Exploring the barriers and facilitators to animal activism
“This paper focuses on the relationship between individuals and animal activism. Due to the scarcity of literature on the topic, indirect indicators were used to gain a preliminary understanding of the barriers and facilitators of animal activism, categorising barriers into internal and external barriers. – Euan Ross
Defining animal activism can be difficult. Broadly, animal activists believe animals deserve to live happy, cruelty-free lives. However, what constitutes ‘activism’ can be more contentious. Dietary change in and of itself may be considered activism but others may only consider more direct forms of action
like participating in animal rescues. While all forms of animal activism are important, this paper will focus on activism that seeks to change others’ behaviours, especially through ‘quieter’ forms.
This paper focuses on the relationship between individuals and animal activism. Due to the scarcity of literature on the topic, indirect indicators were used to gain a preliminary understanding of the barriers and facilitators of animal activism, categorising barriers into internal and external barriers
A survey of 1,000 individuals living in the UK was carried out. It found that participation in animal activism is very low; however, most individuals were not wholly resistant to it. Rather, most participants either had not considered it before or would like to get involved. To this end, individuals were most willing to engage in ‘quiet’ forms of activism such as charity and social activism, whereas, frontline activism garnered less support.
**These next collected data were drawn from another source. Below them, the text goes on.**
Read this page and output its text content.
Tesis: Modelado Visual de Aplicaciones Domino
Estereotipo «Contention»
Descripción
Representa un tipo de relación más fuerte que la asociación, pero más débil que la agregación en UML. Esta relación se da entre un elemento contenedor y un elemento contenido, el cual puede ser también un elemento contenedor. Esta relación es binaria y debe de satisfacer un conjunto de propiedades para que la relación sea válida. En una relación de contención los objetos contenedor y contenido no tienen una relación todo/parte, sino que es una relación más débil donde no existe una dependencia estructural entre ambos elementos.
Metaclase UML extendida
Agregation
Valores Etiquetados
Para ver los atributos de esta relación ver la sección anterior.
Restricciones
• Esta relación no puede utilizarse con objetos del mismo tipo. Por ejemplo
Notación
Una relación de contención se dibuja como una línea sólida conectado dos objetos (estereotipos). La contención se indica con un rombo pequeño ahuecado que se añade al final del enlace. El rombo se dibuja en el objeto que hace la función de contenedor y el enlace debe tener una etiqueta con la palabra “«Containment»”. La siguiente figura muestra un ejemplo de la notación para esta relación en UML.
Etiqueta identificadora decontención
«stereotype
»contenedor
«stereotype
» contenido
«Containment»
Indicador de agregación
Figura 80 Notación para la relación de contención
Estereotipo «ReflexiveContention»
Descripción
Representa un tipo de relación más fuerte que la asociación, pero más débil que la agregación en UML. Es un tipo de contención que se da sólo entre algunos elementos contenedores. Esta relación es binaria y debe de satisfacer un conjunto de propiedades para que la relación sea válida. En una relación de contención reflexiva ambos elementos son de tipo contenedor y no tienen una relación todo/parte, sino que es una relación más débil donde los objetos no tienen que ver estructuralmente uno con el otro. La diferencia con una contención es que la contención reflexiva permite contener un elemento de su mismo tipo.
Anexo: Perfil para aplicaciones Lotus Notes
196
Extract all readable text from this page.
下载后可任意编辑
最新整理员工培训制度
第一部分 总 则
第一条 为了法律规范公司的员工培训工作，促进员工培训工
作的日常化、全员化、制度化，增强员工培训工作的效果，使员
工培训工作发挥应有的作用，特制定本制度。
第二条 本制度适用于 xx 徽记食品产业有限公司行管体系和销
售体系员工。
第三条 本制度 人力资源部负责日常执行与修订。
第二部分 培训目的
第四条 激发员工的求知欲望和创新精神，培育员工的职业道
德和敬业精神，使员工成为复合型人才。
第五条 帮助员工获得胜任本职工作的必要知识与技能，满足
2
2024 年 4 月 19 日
Overall, internal barriers, such as self-limiting beliefs, were more commonly experienced than external barriers. However, some external barriers like not having enough time were also commonly experienced.
Accordingly, the most popular facilitators to animal activism engagement resolved these barriers, such as having more time or having activism work they are comfortable with. A focus group and an interview were subsequently carried out to deconstruct the reasons behind these findings. It was found that internal barriers often exacerbate external barriers. For example, not feeling confident enough may worsen social pressures.
Participants found it easiest to engage with activism when using ‘quiet’ activism methods such as volunteering or donating to charities, rather than ‘loud’ methods such as frontline or online activism. They also preferred working towards pre-established goals or projects such as promoting Veganuary.